Siehe auch: Sozialversicherung

In der Gesundheitswirtschaft:

Die Beiträge für die einzelnen Zweige der deutschen Sozialversicherung werden nicht in festen Euro-Beträgen ausgedrückt, sondern als Prozentsatz des sozialversicherungspflichtigen Einkommens. In Höhe dieses für jeden Zweig der Sozialversicherung gesondert festgesetzten Beitragssatzes (Prozentsatzes) muss das Mitglied der Kranken-, Renten-, Pflege- und Arbeitslosenversicherung von seinem sozialversicherungspflichtigen Einkommen bis zur Höhe der Beitragsbemessungsgrenze Beiträge für die jeweiligen Versicherungszweige zahlen. Dabei gilt außerdem, dass die zu entrichtenden Beiträge im Grundsatz zur Hälfte vom Arbeitnehmer, zur anderen Hälfte vom Arbeitgeber zu entrichten sind. Bei Pflichtmitgliedern führt der Arbeitgeber diese Beiträge direkt an die Sozialversicherung ab.

Mittlerweile gibt es jedoch Ausnahmen vom Grundsatz der paritätischen Finanzierung durch Arbeitgeber und Arbeitnehmer. So wurde Mitte 2005 in der gesetzlichen Krankenversicherung ein besonderer Beitragssatz in Höhe von 0,9 Prozent eingeführt, den die Arbeitnehmer allein zu tragen haben. Im Gegenzug wurden die Krankenkassenbeiträge generell um 0,9 Prozent gesenkt, so dass im Ergebnis die Arbeitnehmer nun einen um 0,45 Prozentpunkte höheren Beitragssatz zu zahlen haben.

In der gesetzlichen Krankenversicherung werden die Beitragssätze der einzelnen Krankenkassen durch Satzungsbeschluss von den Beschlussgremien der Kassen selbst festgelegt. Diese Beitragssätze müssen allerdings von der Aufsichtsbehörde genehmigt werden. Außerdem sind die Beschlussgremien der gesetzlichen Krankenkassen nicht frei in der Festlegung des Beitragssatzes. In § 220 SGB V heißt es dazu:

(1) Die Mittel für die Krankenversicherung werden durch Beiträge und sonstige Einnahmen aufgebracht. Die Beiträge sind so zu bemessen, dass sie zusammen mit den sonstigen Einnahmen die im Haushaltsplan vorgesehenen Ausgaben und die vorgeschriebene Auffüllung der Rücklage decken. Für die Bemessung sind der Betrag der vorgesehenen Einnahmen um den zu Beginn des Haushaltsjahres vorhandenen Betriebsmittelüberschuss und der Betrag der vorgesehenen Ausgaben um die erforderliche Auffüllung des Betriebsmittelbestandes zu erhöhen.

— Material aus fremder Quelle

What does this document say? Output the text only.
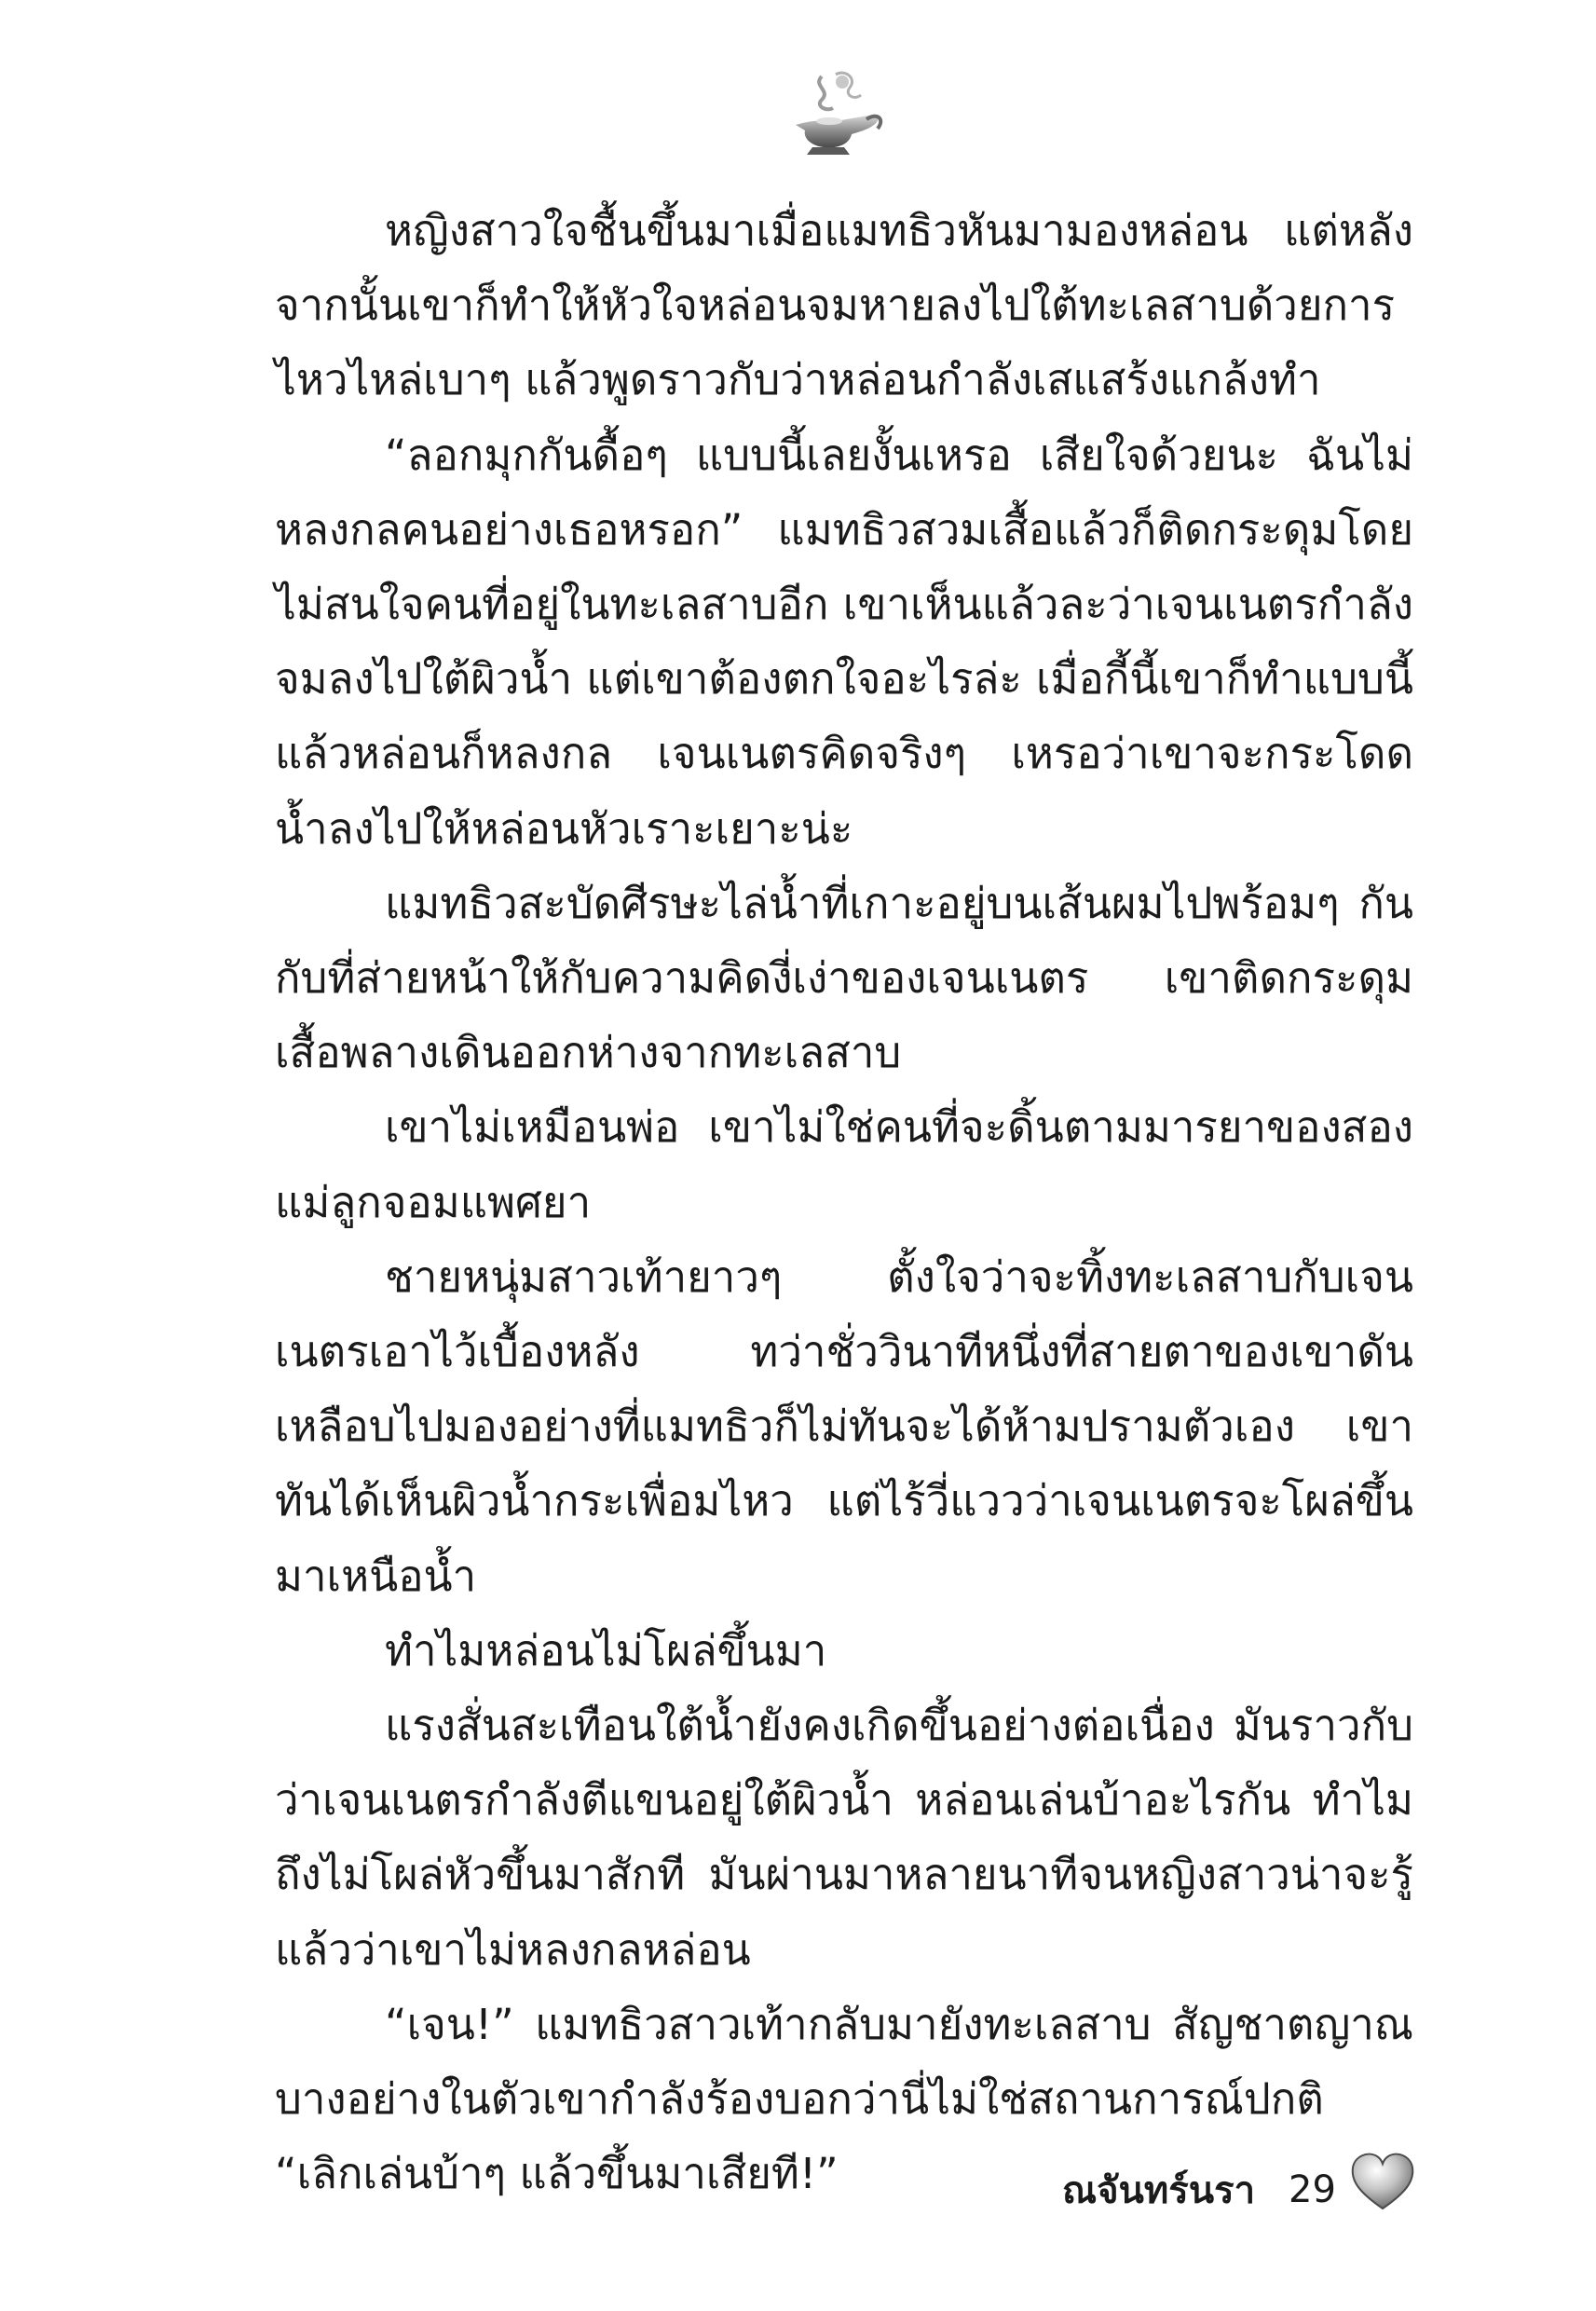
หญิงสาวใจชื้นขึ้นมาเมื่อแมทธิวหันมามองหล่อน แต่หลังจากนั้นเขาก็ทำให้หัวใจหล่อนจมหายลงไปใต้ทะเลสาบด้วยการไหวไหล่เบาๆ แล้วพูดราวกับว่าหล่อนกำลังเสแสร้งแกล้งทำ

“ลอกมุกกันดื้อๆ แบบนี้เลยงั้นเหรอ เสียใจด้วยนะ ฉันไม่หลงกลคนอย่างเธอหรอก” แมทธิวสวมเสื้อแล้วก็ติดกระดุมโดยไม่สนใจคนที่อยู่ในทะเลสาบอีก เขาเห็นแล้วละว่าเจนเนตรกำลังจมลงไปใต้ผิวน้ำ แต่เขาต้องตกใจอะไรล่ะ เมื่อกี้นี้เขาก็ทำแบบนี้แล้วหล่อนก็หลงกล เจนเนตรคิดจริงๆ เหรอว่าเขาจะกระโดดน้ำลงไปให้หล่อนหัวเราะเยาะน่ะ

แมทธิวสะบัดศีรษะไล่น้ำที่เกาะอยู่บนเส้นผมไปพร้อมๆ กันกับที่ส่ายหน้าให้กับความคิดงี่เง่าของเจนเนตร เขาติดกระดุมเสื้อพลางเดินออกห่างจากทะเลสาบ

เขาไม่เหมือนพ่อ เขาไม่ใช่คนที่จะดิ้นตามมารยาของสองแม่ลูกจอมแพศยา

ชายหนุ่มสาวเท้ายาวๆ ตั้งใจว่าจะทิ้งทะเลสาบกับเจนเนตรเอาไว้เบื้องหลัง ทว่าชั่ววินาทีหนึ่งที่สายตาของเขาดันเหลือบไปมองอย่างที่แมทธิวก็ไม่ทันจะได้ห้ามปรามตัวเอง เขาทันได้เห็นผิวน้ำกระเพื่อมไหว แต่ไร้วี่แววว่าเจนเนตรจะโผล่ขึ้นมาเหนือน้ำ

ทำไมหล่อนไม่โผล่ขึ้นมา

แรงสั่นสะเทือนใต้น้ำยังคงเกิดขึ้นอย่างต่อเนื่อง มันราวกับว่าเจนเนตรกำลังตีแขนอยู่ใต้ผิวน้ำ หล่อนเล่นบ้าอะไรกัน ทำไมถึงไม่โผล่หัวขึ้นมาสักที มันผ่านมาหลายนาทีจนหญิงสาวน่าจะรู้แล้วว่าเขาไม่หลงกลหล่อน

“เจน!” แมทธิวสาวเท้ากลับมายังทะเลสาบ สัญชาตญาณบางอย่างในตัวเขากำลังร้องบอกว่านี่ไม่ใช่สถานการณ์ปกติ “เลิกเล่นบ้าๆ แล้วขึ้นมาเสียที!”	ณจันทร์นรา 29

(2) Ergibt sich während des Haushaltsjahres, dass die Betriebsmittel der Krankenkasse einschließlich der Zuführung aus der Rücklage und der Inanspruchnahme eines Darlehens aus der Gesamtrücklage zur Deckung der Ausgaben nicht ausreichen, sind die Beiträge zu erhöhen. Muss eine Krankenkasse, um ihre Leistungsfähigkeit zu erhalten oder herzustellen, dringend ihre Einnahmen vermehren, hat der Vorstand zu beschließen, dass die Beiträge bis zur satzungsmäßigen Neuregelung erhöht werden; der Beschluss bedarf der Genehmigung der Aufsichtsbehörde. Kommt kein Beschluss zustande, ordnet die Aufsichtsbehörde die notwendige Erhöhung der Beiträge an.

(3) Übersteigen die Einnahmen der Krankenkasse die Ausgaben und ist das gesetzliche Betriebsmittel- und Rücklagesoll erreicht, sind die Beiträge durch Änderung der Satzung zu ermäßigen.


Ab Anfang 2009 gilt für die Festsetzung der Krankenkassenbeiträge im Zusammenhang mit der Einführung des Gesundheitsfonds eine durch das GKV-Wettbewerbsstärkungsgesetz (GKV-WSG) eingeführte Neuregelung: Von diesem Zeitpunkt an setzt die Bundesregierung per Rechtsverordnung den einheitlichen allgemeinen Beitragssatz in der gesetzlichen Krankenversicherung fest. Erforderliche Veränderungen des allgemeinen Beitragssatzes werden künftig in der Regel jeweils bis zum 1. November eines Jahres mit Wirkung vom 1. Januar des Folgejahres festgelegt. Der Beitragssatz wird nach den gesetzlichen Vorschriften erhöht, wenn die voraussichtlichen Einnahmen des Gesundheitsfonds die voraussichtlichen Ausgaben der Krankenkassen im laufenden und im Folgejahr nicht zu mindestens 95 Prozent decken. Umgekehrt wird der Beitragssatz gesenkt, wenn eine Deckungsquote von 100 Prozent überschritten und bei einer Senkung des Beitragssatzes um mindestens 0,2 Beitragssatzpunkte die Deckungsquote 95 Prozent im laufenden Jahr voraussichtlich nicht unterschritten wird.

Neben dem Krankenkassenbeitrag müssen die Krankenkassen nach der Einführung des Gesundheitsfonds unter bestimmten Bedingungen zusätzlich einen Zusatzbeitrag erheben.